The full clinical impact of calcification patterns on response to therapy and outcomes remains unclear.
Patients with acute ischemic stroke who have a predominantly medial intracranial carotid artery calcification (ICAC) pattern may be among those who benefit most from endovascular therapy, according to a post hoc analysis of MR CLEAN published online November 9, 2018, ahead of print in Stroke.
In a joint email to Neurovascular Exchange, lead author Kars C.J. Compagne, BSc, and senior author Daniel Bos, MD, PhD (both from Erasmus University Medical Center, Rotterdam, the Netherlands), explained that efforts are ongoing to determine which patient characteristics influence the outcome of endovascular therapy for acute ischemic stroke.

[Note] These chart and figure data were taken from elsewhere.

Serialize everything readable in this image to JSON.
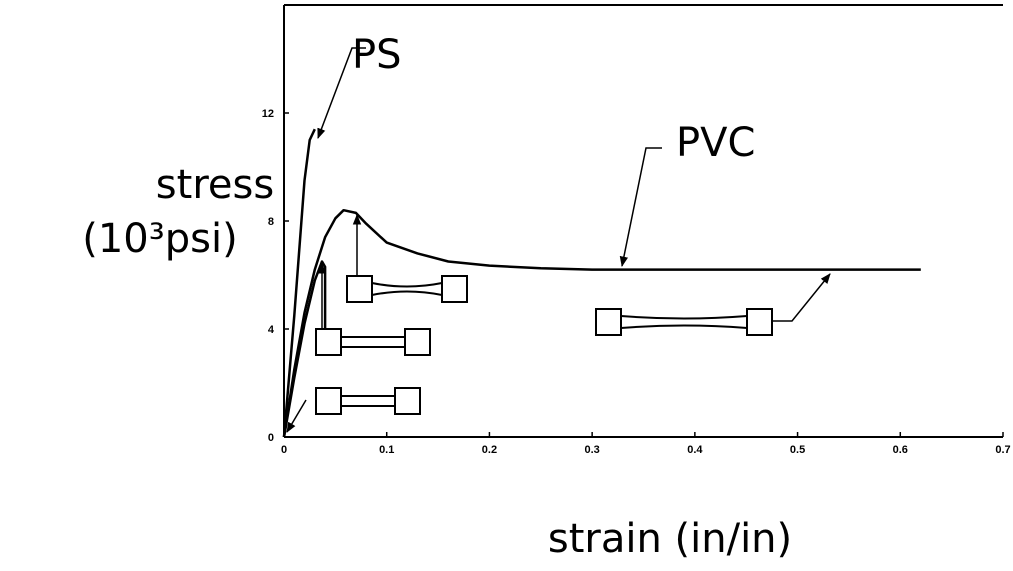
{
  "chart_data": {
    "type": "line",
    "x_label": "strain (in/in)",
    "y_label": [
      "stress",
      "(10³psi)"
    ],
    "xlim": [
      0,
      0.7
    ],
    "xticks": [
      0,
      0.1,
      0.2,
      0.3,
      0.4,
      0.5,
      0.6,
      0.7
    ],
    "ylim": [
      0,
      16
    ],
    "yticks": [
      0,
      4,
      8,
      12
    ],
    "grid": false,
    "series": [
      {
        "name": "PS",
        "color": "#000000",
        "x": [
          0,
          0.01,
          0.02,
          0.025,
          0.03
        ],
        "values": [
          0,
          4.5,
          9.5,
          11,
          11.4
        ]
      },
      {
        "color": "#000000",
        "x": [
          0,
          0.01,
          0.02,
          0.03,
          0.037,
          0.04,
          0.04
        ],
        "values": [
          0,
          2.2,
          4.2,
          5.8,
          6.5,
          6.3,
          3.5
        ]
      },
      {
        "name": "PVC",
        "color": "#000000",
        "x": [
          0,
          0.01,
          0.02,
          0.03,
          0.04,
          0.05,
          0.058,
          0.07,
          0.08,
          0.1,
          0.13,
          0.16,
          0.2,
          0.25,
          0.3,
          0.4,
          0.5,
          0.62
        ],
        "values": [
          0,
          2.5,
          4.6,
          6.2,
          7.4,
          8.1,
          8.4,
          8.3,
          7.9,
          7.2,
          6.8,
          6.5,
          6.35,
          6.25,
          6.2,
          6.2,
          6.2,
          6.2
        ]
      }
    ]
  }
}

In this light, ICAC “has recently received much interest given its high prevalence in the middle-aged and elderly population and its role as an important risk factor for stroke,” they shared. “Moreover, recent reports showed the existence of two distinct morphological patterns of ICAC which can be visualized by CT, namely calcification of the tunica intima and calcification of tunica media.”
To determine if these calcification patterns affect the outcome of endovascular therapy, the investigators evaluated data from the MR CLEAN trial. For 344 patients in this trial, baseline noncontrast CT imaging results were available for evaluation of the volume and location pattern of ICAC.
Calcification pattern was found to have an impact on treatment effect (P for interaction = 0.04). Patients with predominantly medial calcification had better functional outcomes of endovascular therapy, as assessed via 90-day mRS, than those who did not receive endovascular therapy (adjusted OR 2.32; 95% CI 1.23-4.39).
Among patients with predominantly intimal calcifications, however, treatment with versus without endovascular therapy did not improve functional outcomes (adjusted OR 0.82; 95% CI 0.40-1.68).
There was also no association found between ICAC volume and functional outcome (adjusted OR per unit increase in volume 1.01; 95% CI 0.89-1.13), nor was there evidence for effect modification by ICAC volume (P for interaction = 0.61).
The investigators cautioned that before considering potential changes in current practice, the findings should be replicated, noting that the differences between calcification patterns “should be further investigated in terms of their pathophysiology and their exact role in stroke development and therapy after stroke.
“An important limitation of our post hoc study,” they continued, “is the limited number of patients for each group (medial, intimal, and no calcification), and therefore our results require replication in larger cohorts. Also, we were the very first to study the effect of calcification pattern on endovascular treatment, which limits our [ability] to compare our findings to other studies. Yet, we hope that our findings are hypothesis-generating and provide a basis for further studies on this topic.”
Some important unanswered questions relate to how and why certain calcification patterns develop, how a tendency to develop one pattern or another might affect stroke risk, and how development of calcification can be prevented, they noted.
Compagne KCJ, Clephas PRD, Majoie CBLM, et al. Intracranial carotid artery calcification and effect of endovascular stroke treatment: MR CLEAN subgroup analysis. Stroke. 2018;Epub ahead of print.
Compagne and Bos report no relevant conflicts of interest.